El diésel repunta de nuevo: 55 litros por casi 100 euros
El comportamiento del gasóleo ha sido distinto al de la gasolina en las últimas semanas. El 1 de septiembre, el descuento aplicado a este carburante se duplicó respecto al vigente en agosto, hasta los 20 céntimos por litro, lo que se tradujo en un descenso inmediato de su precio de venta: de 1,852 euros por litro el último día de agosto a 1,773 euros al día siguiente, un abaratamiento del 4,3%.
Sin embargo, desde entonces el gasóleo ha encarecido de forma progresiva hasta situarse este martes en 1,809 euros por litro, un 2% más caro que hace una semana. Pese a este repunte, comparado con el último día de agosto, el diésel acumula un abaratamiento del 2,3%. Llenar un depósito de 55 litros costó este martes 99,5 euros.

Según Funcas, el organismo vincula este encarecimiento a dos factores. Por un lado, el bloqueo prolongado del estrecho de Ormuz tensionó los precios de los hidrocarburos y generó una nueva ola de inflación energética a escala global. Y por el otro, a la reversión parcial de las desgravaciones fiscales.
La electricidad, un 30% más cara entre junio y agosto
El repunte de los carburantes se suma a otro dato recogido por Funcas: el precio de la electricidad escaló un 30% entre junio y agosto, arrastrado por la subida del gas.

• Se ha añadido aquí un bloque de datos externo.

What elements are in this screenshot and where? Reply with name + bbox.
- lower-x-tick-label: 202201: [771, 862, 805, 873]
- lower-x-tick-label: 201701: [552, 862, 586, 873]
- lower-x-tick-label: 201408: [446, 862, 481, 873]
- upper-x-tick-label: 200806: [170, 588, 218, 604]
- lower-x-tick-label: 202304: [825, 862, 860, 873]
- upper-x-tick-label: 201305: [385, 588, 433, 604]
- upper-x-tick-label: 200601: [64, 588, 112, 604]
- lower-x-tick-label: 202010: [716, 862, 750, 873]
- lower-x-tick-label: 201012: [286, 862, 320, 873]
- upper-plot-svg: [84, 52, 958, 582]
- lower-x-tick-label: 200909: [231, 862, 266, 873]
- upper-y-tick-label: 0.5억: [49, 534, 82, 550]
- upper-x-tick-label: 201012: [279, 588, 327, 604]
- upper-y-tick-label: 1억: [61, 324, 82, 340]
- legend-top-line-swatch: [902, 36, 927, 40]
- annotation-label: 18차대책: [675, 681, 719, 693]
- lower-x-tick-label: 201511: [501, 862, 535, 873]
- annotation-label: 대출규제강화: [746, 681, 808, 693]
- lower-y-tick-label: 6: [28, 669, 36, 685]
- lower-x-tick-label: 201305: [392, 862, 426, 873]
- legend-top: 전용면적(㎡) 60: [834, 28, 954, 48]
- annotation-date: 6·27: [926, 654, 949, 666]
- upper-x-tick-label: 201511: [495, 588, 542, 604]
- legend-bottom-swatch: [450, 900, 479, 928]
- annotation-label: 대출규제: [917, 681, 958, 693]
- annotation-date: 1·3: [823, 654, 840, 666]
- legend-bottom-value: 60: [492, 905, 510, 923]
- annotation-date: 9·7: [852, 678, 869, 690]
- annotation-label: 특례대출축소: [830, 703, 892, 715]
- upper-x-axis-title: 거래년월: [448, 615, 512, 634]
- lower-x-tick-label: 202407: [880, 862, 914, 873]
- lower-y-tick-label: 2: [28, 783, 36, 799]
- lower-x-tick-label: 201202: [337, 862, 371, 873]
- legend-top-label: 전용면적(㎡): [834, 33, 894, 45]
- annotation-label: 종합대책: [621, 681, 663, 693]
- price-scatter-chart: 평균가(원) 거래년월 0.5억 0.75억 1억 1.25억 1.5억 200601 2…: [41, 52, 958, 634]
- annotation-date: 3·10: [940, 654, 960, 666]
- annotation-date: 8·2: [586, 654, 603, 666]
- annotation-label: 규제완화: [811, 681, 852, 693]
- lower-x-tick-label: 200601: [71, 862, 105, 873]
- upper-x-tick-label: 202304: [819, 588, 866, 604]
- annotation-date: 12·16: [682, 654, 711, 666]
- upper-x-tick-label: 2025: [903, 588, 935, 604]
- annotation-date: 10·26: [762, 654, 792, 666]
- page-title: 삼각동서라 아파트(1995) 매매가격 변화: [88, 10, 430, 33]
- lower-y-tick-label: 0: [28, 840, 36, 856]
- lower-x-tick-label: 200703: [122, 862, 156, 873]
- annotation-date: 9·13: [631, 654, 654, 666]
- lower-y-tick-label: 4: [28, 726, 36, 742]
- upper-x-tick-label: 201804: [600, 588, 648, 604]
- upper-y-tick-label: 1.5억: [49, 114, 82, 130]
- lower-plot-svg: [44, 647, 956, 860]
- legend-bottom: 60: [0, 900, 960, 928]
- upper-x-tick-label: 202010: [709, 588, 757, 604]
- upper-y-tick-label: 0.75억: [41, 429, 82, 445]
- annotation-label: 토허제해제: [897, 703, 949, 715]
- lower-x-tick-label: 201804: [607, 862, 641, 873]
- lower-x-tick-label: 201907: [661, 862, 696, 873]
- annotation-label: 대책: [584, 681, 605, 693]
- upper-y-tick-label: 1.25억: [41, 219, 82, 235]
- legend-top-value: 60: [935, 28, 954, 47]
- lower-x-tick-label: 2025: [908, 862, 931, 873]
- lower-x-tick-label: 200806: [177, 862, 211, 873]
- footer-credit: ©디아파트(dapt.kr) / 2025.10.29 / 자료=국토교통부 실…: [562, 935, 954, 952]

El organismo vincula este encarecimiento energético al bloqueo prolongado del estrecho de Ormuz, que tensionó los precios de los hidrocarburos y desató una nueva ola de inflación energética a escala global. En el caso español, ese efecto se sumó a la reversión parcial de las desgravaciones fiscales que existían sobre los combustibles, lo que amplificó el impacto del shock externo en los precios que paga el consumidor final.
El alza de precios no se limita a la energía. Los componentes subyacentes de la inflación, que excluyen los elementos más volátiles como los carburantes, crecen a un ritmo superior al 3%, casi un punto por encima de la media de la eurozona, señala el informe. Los servicios encabezan esta presión, sostenidos por la fuerte demanda vinculada al sector turístico, que mantiene su ciclo expansivo tras el verano.
Esta combinación, inflación energética más presión en los servicios, explica por qué el diferencial de España con sus socios europeos no se ha limitado a un episodio puntual, sino que se ha consolidado en los últimos meses, según la lectura que hace Funcas con los datos del INE y Eurostat.
Los salarios no siguen el ritmo de la inflación
Frente a esta escalada de precios, los convenios colectivos firmados en España contemplan subidas salariales del 3% en promedio, un punto por debajo del avance del índice de precios al consumo (IPC). Esta brecha reabre la sensación de pérdida de poder adquisitivo entre los hogares, según advierte Funcas en su informe.
El organismo distingue dos fases en la reacción de los consumidores ante este tipo de shocks. En los primeros meses de una crisis energética, los hogares suelen interpretar la subida de precios como algo transitorio y recurren a sus ahorros para sostener su nivel de consumo. Sin embargo, esa percepción de transitoriedad pierde sustento a medida que la crisis energética se prolonga, lo que podría llevar a las familias a moderar directamente su gasto en consumo en lugar de continuar financiándolo con el ahorro acumulado, según la misma fuente.